You normally apologise because you are genuinely sorry about something you have done, or because someone else wants you to. Here is an excerpt from LM Montgomery’s Anne of Green Gables – this is the apology that eleven-year-old Anne Shirley made after flying into a rage in front of Mrs Lynde, to appease the Cuthberts who had adopted her.
“Oh, Mrs. Lynde, I am so extremely sorry,” she said with a quiver in her voice. “I could never express all my sorrow, no, not if I used up a whole dictionary. You must just imagine it. I behaved terribly to you—and I’ve disgraced the dear friends, Matthew and Marilla, who have let me stay at Green Gables although I’m not a boy. I’m a dreadfully wicked and ungrateful girl, and I deserve to be punished and cast out by respectable people forever. It was very wicked of me to fly into a temper because you told me the truth. It WAS the truth; every word you said was true. My hair is red and I’m freckled and skinny and ugly. What I said to you was true, too, but I shouldn’t have said it. Oh, Mrs. Lynde, please, please, forgive me. If you refuse it will be a lifelong sorrow on a poor little orphan girl, would you, even if she had a dreadful temper? Oh, I am sure you wouldn’t. Please say you forgive me, Mrs. Lynde.”
Anne clasped her hands together, bowed her head, and waited for the word of judgment.
There was no mistaking her sincerity—it breathed in every tone of her voice. Both Marilla and Mrs. Lynde recognized its unmistakable ring. But the former under-stood in dismay that Anne was actually enjoying her valley of humiliation—was reveling in the thoroughness of her abasement. Where was the wholesome punishment upon which she, Marilla, had plumed herself?
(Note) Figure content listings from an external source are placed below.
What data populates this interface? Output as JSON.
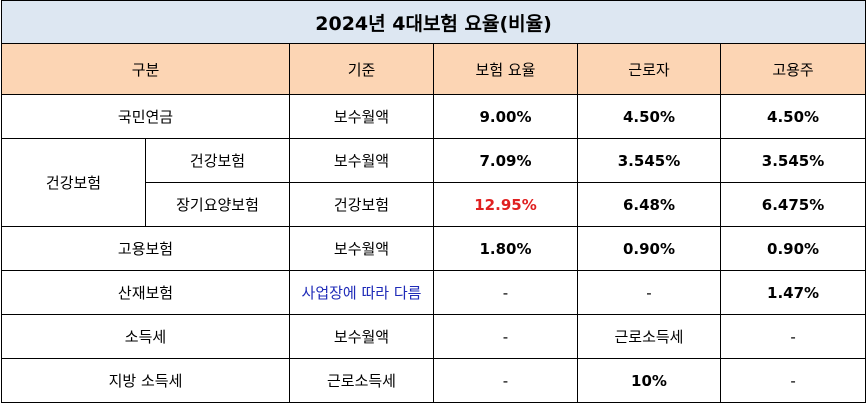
{
  "title": "2024년 4대보험 요율(비율)",
  "headers": {
    "category": "구분",
    "basis": "기준",
    "rate": "보험 요율",
    "worker": "근로자",
    "employer": "고용주"
  },
  "rows": {
    "pension": {
      "label": "국민연금",
      "basis": "보수월액",
      "rate": "9.00%",
      "worker": "4.50%",
      "employer": "4.50%"
    },
    "health_group": "건강보험",
    "health": {
      "label": "건강보험",
      "basis": "보수월액",
      "rate": "7.09%",
      "worker": "3.545%",
      "employer": "3.545%"
    },
    "ltc": {
      "label": "장기요양보험",
      "basis": "건강보험",
      "rate": "12.95%",
      "worker": "6.48%",
      "employer": "6.475%"
    },
    "employment": {
      "label": "고용보험",
      "basis": "보수월액",
      "rate": "1.80%",
      "worker": "0.90%",
      "employer": "0.90%"
    },
    "accident": {
      "label": "산재보험",
      "basis": "사업장에 따라 다름",
      "rate": "-",
      "worker": "-",
      "employer": "1.47%"
    },
    "income_tax": {
      "label": "소득세",
      "basis": "보수월액",
      "rate": "-",
      "worker": "근로소득세",
      "employer": "-"
    },
    "local_tax": {
      "label": "지방 소득세",
      "basis": "근로소득세",
      "rate": "-",
      "worker": "10%",
      "employer": "-"
    }
  },
  "colors": {
    "title_bg": "#dde7f2",
    "header_bg": "#fcd5b4",
    "highlight_red": "#e02020",
    "highlight_blue": "#1f2bb8"
  }
}
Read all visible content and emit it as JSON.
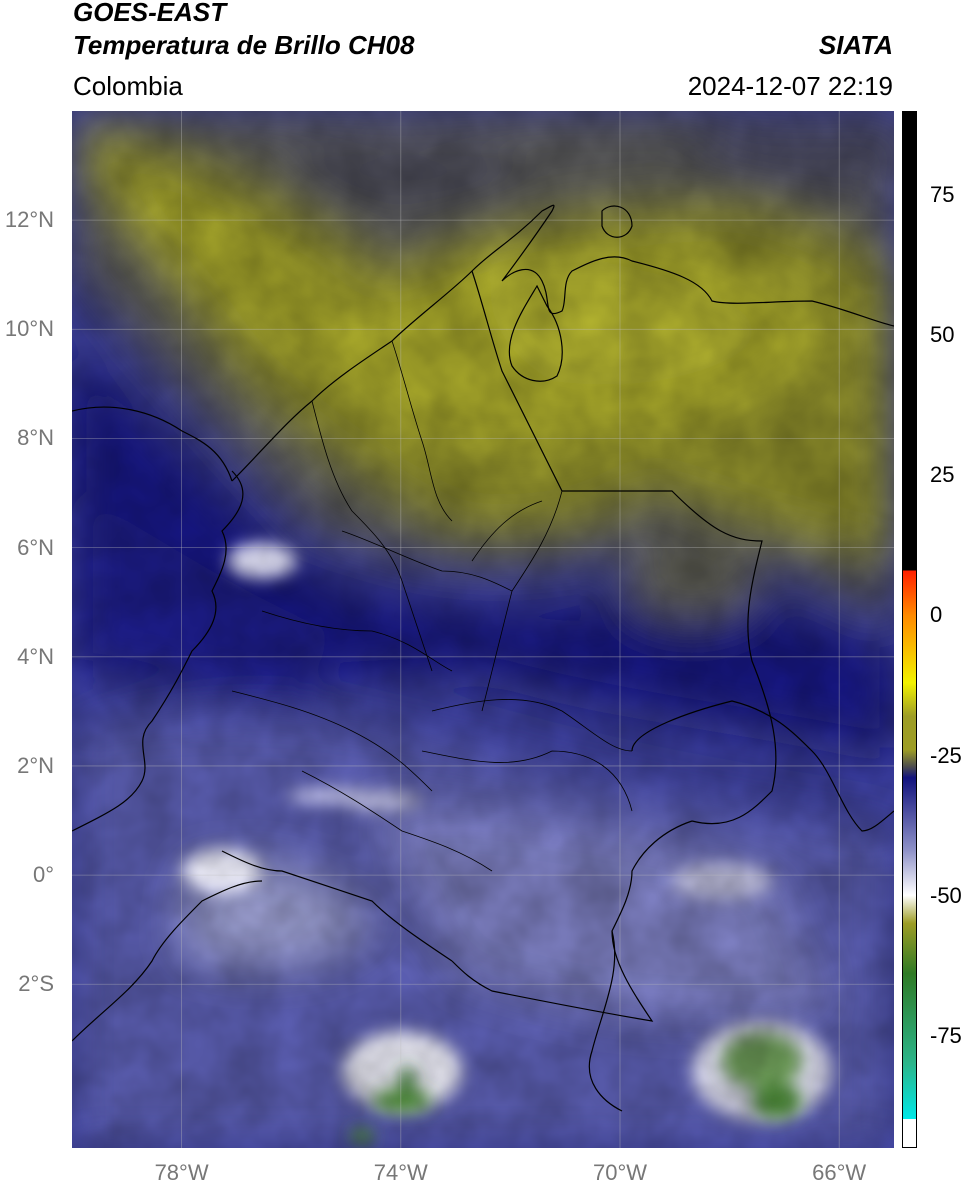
{
  "header": {
    "satellite": "GOES-EAST",
    "product": "Temperatura de Brillo CH08",
    "region": "Colombia",
    "agency": "SIATA",
    "datetime": "2024-12-07 22:19"
  },
  "map": {
    "lon_range": [
      -80,
      -65
    ],
    "lat_range": [
      -5,
      14
    ],
    "lat_ticks": [
      "12°N",
      "10°N",
      "8°N",
      "6°N",
      "4°N",
      "2°N",
      "0°",
      "2°S"
    ],
    "lat_values": [
      12,
      10,
      8,
      6,
      4,
      2,
      0,
      -2
    ],
    "lon_ticks": [
      "78°W",
      "74°W",
      "70°W",
      "66°W"
    ],
    "lon_values": [
      -78,
      -74,
      -70,
      -66
    ],
    "grid": true
  },
  "colorbar": {
    "ticks": [
      "75",
      "50",
      "25",
      "0",
      "-25",
      "-50",
      "-75"
    ],
    "tick_values": [
      75,
      50,
      25,
      0,
      -25,
      -50,
      -75
    ],
    "range": [
      -95,
      90
    ],
    "colors": {
      "warm_black": "#000000",
      "red": "#ff2000",
      "orange": "#ff8a00",
      "yellow": "#f2f200",
      "olive": "#9d9d25",
      "gray": "#4d4d4d",
      "navy": "#12137d",
      "periwinkle": "#8f92c8",
      "white": "#ffffff",
      "green": "#2f7a25",
      "teal": "#2bb58a",
      "cyan": "#00e8e8"
    }
  }
}
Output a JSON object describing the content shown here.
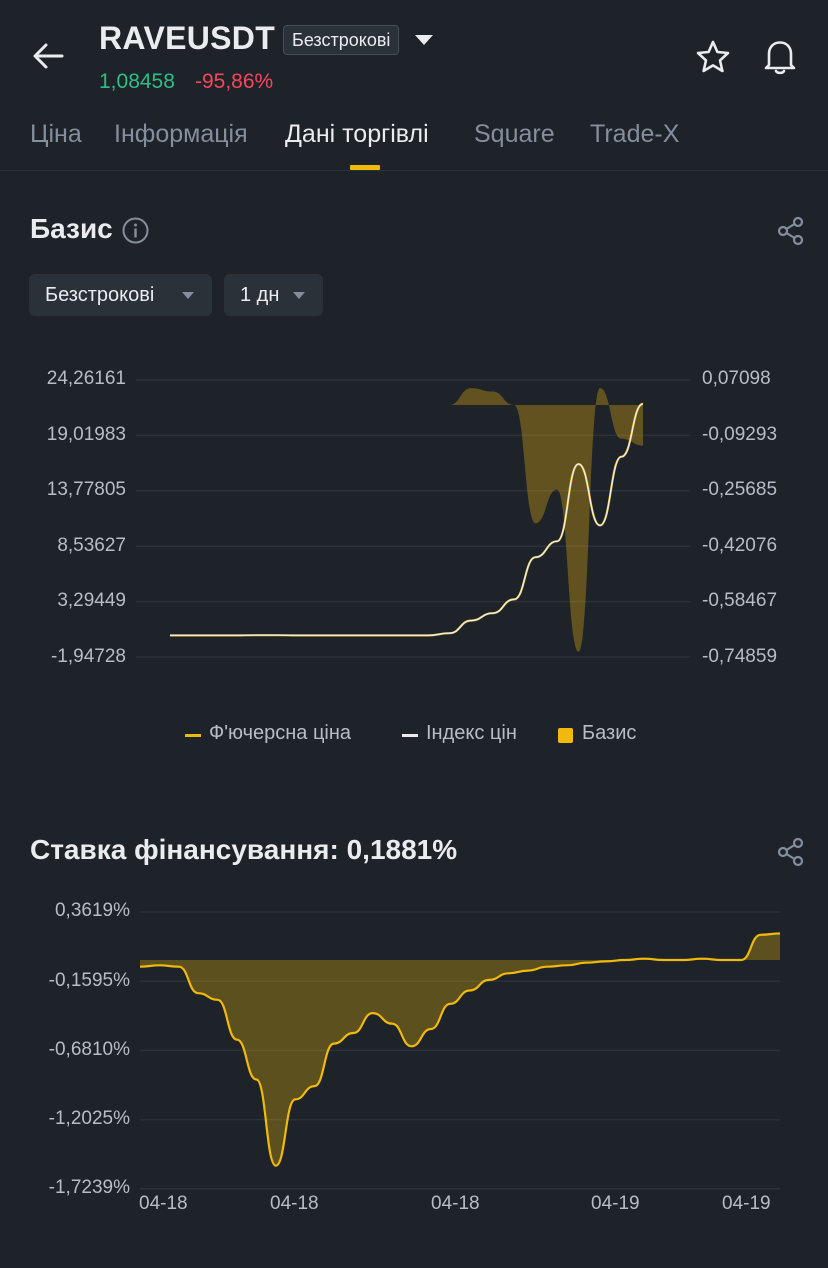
{
  "header": {
    "symbol": "RAVEUSDT",
    "contract_badge": "Безстрокові",
    "price": "1,08458",
    "change": "-95,86%",
    "colors": {
      "up": "#2ebd85",
      "down": "#f6465d",
      "accent": "#f0b90b"
    }
  },
  "tabs": [
    {
      "label": "Ціна"
    },
    {
      "label": "Інформація"
    },
    {
      "label": "Дані торгівлі",
      "active": true
    },
    {
      "label": "Square"
    },
    {
      "label": "Trade-X"
    }
  ],
  "basis": {
    "title": "Базис",
    "filter_contract": "Безстрокові",
    "filter_period": "1 дн",
    "left_axis": [
      "24,26161",
      "19,01983",
      "13,77805",
      "8,53627",
      "3,29449",
      "-1,94728"
    ],
    "right_axis": [
      "0,07098",
      "-0,09293",
      "-0,25685",
      "-0,42076",
      "-0,58467",
      "-0,74859"
    ],
    "legend": {
      "futures": "Ф'ючерсна ціна",
      "index": "Індекс цін",
      "basis": "Базис"
    }
  },
  "funding": {
    "title": "Ставка фінансування: 0,1881%",
    "y_axis": [
      "0,3619%",
      "-0,1595%",
      "-0,6810%",
      "-1,2025%",
      "-1,7239%"
    ],
    "x_axis": [
      "04-18",
      "04-18",
      "04-18",
      "04-19",
      "04-19"
    ]
  },
  "chart_data": [
    {
      "type": "line",
      "title": "Базис",
      "series": [
        {
          "name": "Ф'ючерсна ціна",
          "axis": "left",
          "color": "#f0b90b",
          "values": [
            0.1,
            0.1,
            0.1,
            0.1,
            0.12,
            0.12,
            0.1,
            0.1,
            0.1,
            0.1,
            0.1,
            0.1,
            0.1,
            0.3,
            1.5,
            2.2,
            3.5,
            7.5,
            9.0,
            16.3,
            10.5,
            17.0,
            22.0
          ]
        },
        {
          "name": "Індекс цін",
          "axis": "left",
          "color": "#eaecef",
          "values": [
            0.1,
            0.1,
            0.1,
            0.1,
            0.12,
            0.12,
            0.1,
            0.1,
            0.1,
            0.1,
            0.1,
            0.1,
            0.1,
            0.3,
            1.5,
            2.2,
            3.5,
            7.5,
            9.0,
            16.3,
            10.5,
            17.0,
            22.0
          ]
        },
        {
          "name": "Базис",
          "axis": "right",
          "type": "area",
          "color": "#f0b90b",
          "values": [
            0.0,
            0.0,
            0.0,
            0.0,
            0.0,
            0.0,
            0.0,
            0.0,
            0.0,
            0.0,
            0.0,
            0.0,
            0.0,
            0.0,
            0.05,
            0.04,
            0.0,
            -0.35,
            -0.25,
            -0.73,
            0.05,
            -0.1,
            -0.12
          ]
        }
      ],
      "left_ylim": [
        -1.94728,
        24.26161
      ],
      "right_ylim": [
        -0.74859,
        0.07098
      ],
      "grid": true,
      "legend_position": "bottom"
    },
    {
      "type": "area",
      "title": "Ставка фінансування: 0,1881%",
      "series": [
        {
          "color": "#f0b90b",
          "values": [
            -0.05,
            -0.04,
            -0.05,
            -0.25,
            -0.3,
            -0.6,
            -0.9,
            -1.55,
            -1.05,
            -0.95,
            -0.63,
            -0.55,
            -0.4,
            -0.48,
            -0.65,
            -0.52,
            -0.33,
            -0.23,
            -0.15,
            -0.1,
            -0.08,
            -0.05,
            -0.04,
            -0.02,
            -0.01,
            0.0,
            0.01,
            0.0,
            0.0,
            0.01,
            0.0,
            0.0,
            0.19,
            0.2
          ]
        }
      ],
      "xticks": [
        "04-18",
        "04-18",
        "04-18",
        "04-19",
        "04-19"
      ],
      "ylim": [
        -1.7239,
        0.3619
      ],
      "grid": true
    }
  ]
}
Anne had turned it into a species of positive pleasure.
And later, as Anne and Marilla Cuthbert walked home: “I apologized pretty well, didn’t I?” she said proudly as they went down the lane. “I thought since I had to do it I might as well do it thoroughly.”
It is one thing for a young girl to revel in a dramatic apology she has been forced to make while being wholly unrepentant, but quite another for a grown man, a journalist who has made his career by calling people out on their lack of honesty. Clearly, ideals exist so that everyone else can live up to them.